How do we build support and resistance in Forex trading?

Share this post with friends!

How do we build support and resistance in Forex trading?

Forex traders must be aware that support and resistance are the basis of technical analysis and the two primary price levels where a sufficient number of buyers and sellers can reverse the price or turn the trend movement into a fixed range. Support and resistance can appear in two ways: as horizontal structures and as trend lines of dynamic structures.

 

How do we build support and resistance in Forex trading?

In this section, we will focus on horizontal structures. Horizontal support and resistance lines are built on extremes that can be used to identify reversal prices or to indicate a flat range. Horizontal lines are formed above the asset prices on the price chart, while support lines are formed below the asset prices on the price chart.

Price Chart A successful broken resistance structure has a greater possibility of turning into new support for the price. Likewise, a successfully broken support structure has a greater possibility of turning into a new resistance for the price. How can we build support and resistance on a price chart?

 

Step 1: Determine your trading methodology as a scalping trader

A day trader begins by marking the horizontal lines on the 4-hour chart, while a swing trader begins by marking the horizontal lines on the weekly chart. The swing trader starts as a position by marking the horizontal lines on the weekly chart. Monthly chart.

In this tutorial, I will mark support and resistance lines. Let’s use the EUR/USD daily chart as a day trader on the intraday frame.

 

Step 2: Zoom out your price chart

Zoom out your price chart and focus on the 1-year historical price range. Sign up on your trading chart as a day trader.
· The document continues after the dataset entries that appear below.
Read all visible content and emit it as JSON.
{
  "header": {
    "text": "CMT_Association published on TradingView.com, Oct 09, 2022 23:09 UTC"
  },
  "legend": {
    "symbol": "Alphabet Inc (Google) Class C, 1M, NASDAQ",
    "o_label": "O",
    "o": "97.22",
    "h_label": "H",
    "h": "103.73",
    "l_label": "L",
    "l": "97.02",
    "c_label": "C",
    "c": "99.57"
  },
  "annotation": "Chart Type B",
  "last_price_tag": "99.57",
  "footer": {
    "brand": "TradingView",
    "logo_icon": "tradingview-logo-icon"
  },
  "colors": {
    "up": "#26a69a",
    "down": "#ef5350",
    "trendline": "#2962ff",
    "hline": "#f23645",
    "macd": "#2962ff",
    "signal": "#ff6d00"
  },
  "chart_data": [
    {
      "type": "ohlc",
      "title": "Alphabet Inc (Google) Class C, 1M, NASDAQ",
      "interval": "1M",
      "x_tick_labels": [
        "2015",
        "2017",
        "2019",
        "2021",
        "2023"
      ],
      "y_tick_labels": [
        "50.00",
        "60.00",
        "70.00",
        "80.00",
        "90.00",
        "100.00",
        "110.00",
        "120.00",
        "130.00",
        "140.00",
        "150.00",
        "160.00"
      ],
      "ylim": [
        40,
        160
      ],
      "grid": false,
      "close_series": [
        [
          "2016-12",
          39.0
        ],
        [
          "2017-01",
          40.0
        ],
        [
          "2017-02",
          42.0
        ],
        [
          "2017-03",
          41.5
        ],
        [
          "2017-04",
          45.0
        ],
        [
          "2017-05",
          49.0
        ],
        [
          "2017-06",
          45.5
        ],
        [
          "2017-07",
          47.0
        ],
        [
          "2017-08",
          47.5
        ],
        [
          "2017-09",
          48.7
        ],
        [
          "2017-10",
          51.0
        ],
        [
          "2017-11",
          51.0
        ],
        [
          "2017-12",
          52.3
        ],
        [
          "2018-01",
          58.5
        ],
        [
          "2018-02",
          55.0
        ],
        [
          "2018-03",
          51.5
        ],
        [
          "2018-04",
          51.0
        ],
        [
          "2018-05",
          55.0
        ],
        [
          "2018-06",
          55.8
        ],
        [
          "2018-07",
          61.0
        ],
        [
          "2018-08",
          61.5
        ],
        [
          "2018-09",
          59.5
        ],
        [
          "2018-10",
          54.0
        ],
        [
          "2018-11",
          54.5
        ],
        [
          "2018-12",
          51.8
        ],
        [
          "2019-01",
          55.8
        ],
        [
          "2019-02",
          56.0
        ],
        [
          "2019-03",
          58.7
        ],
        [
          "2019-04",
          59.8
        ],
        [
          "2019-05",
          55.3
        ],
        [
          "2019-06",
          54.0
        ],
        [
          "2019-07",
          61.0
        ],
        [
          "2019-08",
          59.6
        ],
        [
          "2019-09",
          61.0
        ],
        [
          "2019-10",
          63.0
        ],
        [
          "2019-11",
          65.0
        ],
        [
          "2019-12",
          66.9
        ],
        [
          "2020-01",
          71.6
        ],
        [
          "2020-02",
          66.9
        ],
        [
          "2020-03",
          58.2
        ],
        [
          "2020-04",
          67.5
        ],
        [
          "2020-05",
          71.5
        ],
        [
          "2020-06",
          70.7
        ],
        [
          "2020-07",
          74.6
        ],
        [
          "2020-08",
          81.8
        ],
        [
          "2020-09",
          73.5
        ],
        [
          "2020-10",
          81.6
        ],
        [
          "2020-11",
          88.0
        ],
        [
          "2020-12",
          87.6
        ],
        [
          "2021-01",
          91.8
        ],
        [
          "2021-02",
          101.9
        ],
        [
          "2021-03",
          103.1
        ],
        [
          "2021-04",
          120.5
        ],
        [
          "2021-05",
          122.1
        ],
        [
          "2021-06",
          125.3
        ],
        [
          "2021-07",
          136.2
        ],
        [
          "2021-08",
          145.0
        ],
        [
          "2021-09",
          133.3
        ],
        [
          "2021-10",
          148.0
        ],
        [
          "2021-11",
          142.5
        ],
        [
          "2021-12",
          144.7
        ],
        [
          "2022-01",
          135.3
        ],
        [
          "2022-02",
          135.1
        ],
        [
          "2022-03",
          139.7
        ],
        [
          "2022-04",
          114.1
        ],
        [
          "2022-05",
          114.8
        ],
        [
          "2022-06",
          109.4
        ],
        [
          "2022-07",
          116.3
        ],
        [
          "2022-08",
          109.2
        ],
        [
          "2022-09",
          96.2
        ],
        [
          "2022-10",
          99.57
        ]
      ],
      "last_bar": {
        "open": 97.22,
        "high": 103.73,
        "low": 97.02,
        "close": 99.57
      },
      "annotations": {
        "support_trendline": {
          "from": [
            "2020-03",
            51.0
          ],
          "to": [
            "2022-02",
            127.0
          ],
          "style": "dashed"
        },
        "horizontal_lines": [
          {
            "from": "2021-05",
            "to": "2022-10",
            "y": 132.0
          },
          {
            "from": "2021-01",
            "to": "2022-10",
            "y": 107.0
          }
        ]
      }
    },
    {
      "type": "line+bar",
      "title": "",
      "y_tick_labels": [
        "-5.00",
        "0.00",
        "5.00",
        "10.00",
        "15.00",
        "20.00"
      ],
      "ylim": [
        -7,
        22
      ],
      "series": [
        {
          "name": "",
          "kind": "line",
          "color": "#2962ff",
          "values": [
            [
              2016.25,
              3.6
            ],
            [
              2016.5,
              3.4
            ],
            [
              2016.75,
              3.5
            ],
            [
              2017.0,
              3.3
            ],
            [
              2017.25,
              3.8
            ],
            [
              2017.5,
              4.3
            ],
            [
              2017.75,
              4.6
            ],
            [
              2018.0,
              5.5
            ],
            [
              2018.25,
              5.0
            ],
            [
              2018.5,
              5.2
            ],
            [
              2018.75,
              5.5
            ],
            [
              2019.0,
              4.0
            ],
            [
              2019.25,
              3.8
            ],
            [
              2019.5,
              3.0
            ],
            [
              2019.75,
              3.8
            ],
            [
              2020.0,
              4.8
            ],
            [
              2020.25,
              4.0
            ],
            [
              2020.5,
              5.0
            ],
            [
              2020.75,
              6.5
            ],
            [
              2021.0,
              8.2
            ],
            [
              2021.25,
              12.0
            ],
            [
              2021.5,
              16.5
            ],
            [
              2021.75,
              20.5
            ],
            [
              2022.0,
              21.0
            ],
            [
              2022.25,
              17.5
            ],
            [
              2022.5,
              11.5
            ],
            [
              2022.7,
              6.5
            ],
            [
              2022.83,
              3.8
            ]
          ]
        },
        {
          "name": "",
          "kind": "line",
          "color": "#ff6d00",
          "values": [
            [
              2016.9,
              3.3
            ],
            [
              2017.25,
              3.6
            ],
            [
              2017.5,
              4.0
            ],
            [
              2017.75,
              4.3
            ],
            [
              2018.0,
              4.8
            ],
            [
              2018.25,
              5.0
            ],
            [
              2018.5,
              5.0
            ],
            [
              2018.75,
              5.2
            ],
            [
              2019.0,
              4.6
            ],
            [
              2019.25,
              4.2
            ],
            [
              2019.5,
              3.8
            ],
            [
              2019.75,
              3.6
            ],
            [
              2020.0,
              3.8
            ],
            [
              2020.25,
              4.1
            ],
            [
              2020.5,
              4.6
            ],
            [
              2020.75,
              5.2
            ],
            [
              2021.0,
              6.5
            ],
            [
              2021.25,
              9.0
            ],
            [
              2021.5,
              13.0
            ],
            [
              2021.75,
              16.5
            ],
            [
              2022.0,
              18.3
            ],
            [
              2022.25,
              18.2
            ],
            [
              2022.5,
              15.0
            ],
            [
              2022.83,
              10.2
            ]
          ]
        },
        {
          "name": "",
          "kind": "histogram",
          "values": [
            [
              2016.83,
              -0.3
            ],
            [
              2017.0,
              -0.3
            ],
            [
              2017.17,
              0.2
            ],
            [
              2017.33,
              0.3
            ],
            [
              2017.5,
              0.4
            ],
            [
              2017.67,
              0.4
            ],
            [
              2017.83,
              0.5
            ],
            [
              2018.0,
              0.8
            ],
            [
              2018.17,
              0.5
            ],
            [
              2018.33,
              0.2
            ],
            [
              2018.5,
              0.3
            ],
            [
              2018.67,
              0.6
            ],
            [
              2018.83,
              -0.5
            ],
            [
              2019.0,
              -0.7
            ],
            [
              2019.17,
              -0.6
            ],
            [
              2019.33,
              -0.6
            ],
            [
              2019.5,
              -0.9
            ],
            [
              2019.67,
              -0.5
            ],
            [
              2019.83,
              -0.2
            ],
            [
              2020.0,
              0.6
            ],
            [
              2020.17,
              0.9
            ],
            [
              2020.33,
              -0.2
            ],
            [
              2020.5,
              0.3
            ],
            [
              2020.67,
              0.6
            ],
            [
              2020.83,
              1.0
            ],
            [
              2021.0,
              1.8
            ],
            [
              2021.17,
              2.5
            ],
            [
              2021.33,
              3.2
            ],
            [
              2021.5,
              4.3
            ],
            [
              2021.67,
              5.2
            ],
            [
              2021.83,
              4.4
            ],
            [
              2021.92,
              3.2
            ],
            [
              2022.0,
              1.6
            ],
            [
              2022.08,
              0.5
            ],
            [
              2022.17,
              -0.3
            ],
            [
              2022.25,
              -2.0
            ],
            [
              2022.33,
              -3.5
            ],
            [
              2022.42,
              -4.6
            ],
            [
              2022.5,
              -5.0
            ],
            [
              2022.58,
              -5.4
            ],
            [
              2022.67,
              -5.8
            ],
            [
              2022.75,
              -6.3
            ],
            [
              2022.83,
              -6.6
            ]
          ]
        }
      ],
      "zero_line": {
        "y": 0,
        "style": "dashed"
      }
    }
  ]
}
Step 3: Identify the highest peak that has a downward swing rejection

Do it to the bottom side where your resistance continues down, and repeatedly apply the horizontal lines at each bearish price rejection to the bottom of the previous higher high. On the right side is another potential resistance level for future prices.

Then, the swing high low here is a potential support level. The next is the previous swing high low. Here is the resistance price above the current market price.

 

Step 4: Build support lines below the market price point

Once you reach the current price point, the market price point starts building support lines below the market price point, locate the next swing low on the price chart, and build one support line.

This is the support level below the current market price level in this downtrend. Repeat the step to create another support line as well. Here comes another potential support. Repeat the steps to create more support lines on the price chart to the bottom. Next, toggle Plot your price to the 4-hour chart to check how the lines match the prices.

Sometimes, you may need clarification and start considering whether your horizontal line fits the correct swings or highs and lows on the price chart. To solve this problem as a beginner, use the rectangular box tool to mark your resistance and support level on the price chart.

 

Resistance at the top in a Forex chart

Check the daily chart for the EUR/USD price chart again again. The resistance at the top is quite a good resistance, and it may be a challenge for you as a beginner to identify the critical levels in trading. To resolve this doubt, use the rectangular-shaped tool to determine the highs on the left side of the chart. The price extends to the highest levels of the candlesticks on the right side. Next, let’s apply the rectangular tool to the support below the current market price in this downtrend.

The resistance above can also be identified by using the Rectangular Tool to capture the lower shadow of the bullish reversal bar on this swing low on the left side, then extend the Rectangular Tool to the right side to capture the swing low on the right side of the price chart.

Note that support and resistance should be treated as a point where the price can hold or break out of this point and, therefore, should not be treated as a sacred gray area for buying or selling in the market. The more confluence factors are available at the support or resistance level, the greater the probability.

 

Summary

From the high level that attracts more traders in this market, there is still more to apply support and resistance lines in technical analysis, and this is just the basic knowledge of how to start as a beginner in the Forex market. In this article, we explained how to trade. We hope that this article is excellent and helpful for you. Remember to tell us your query in the comments.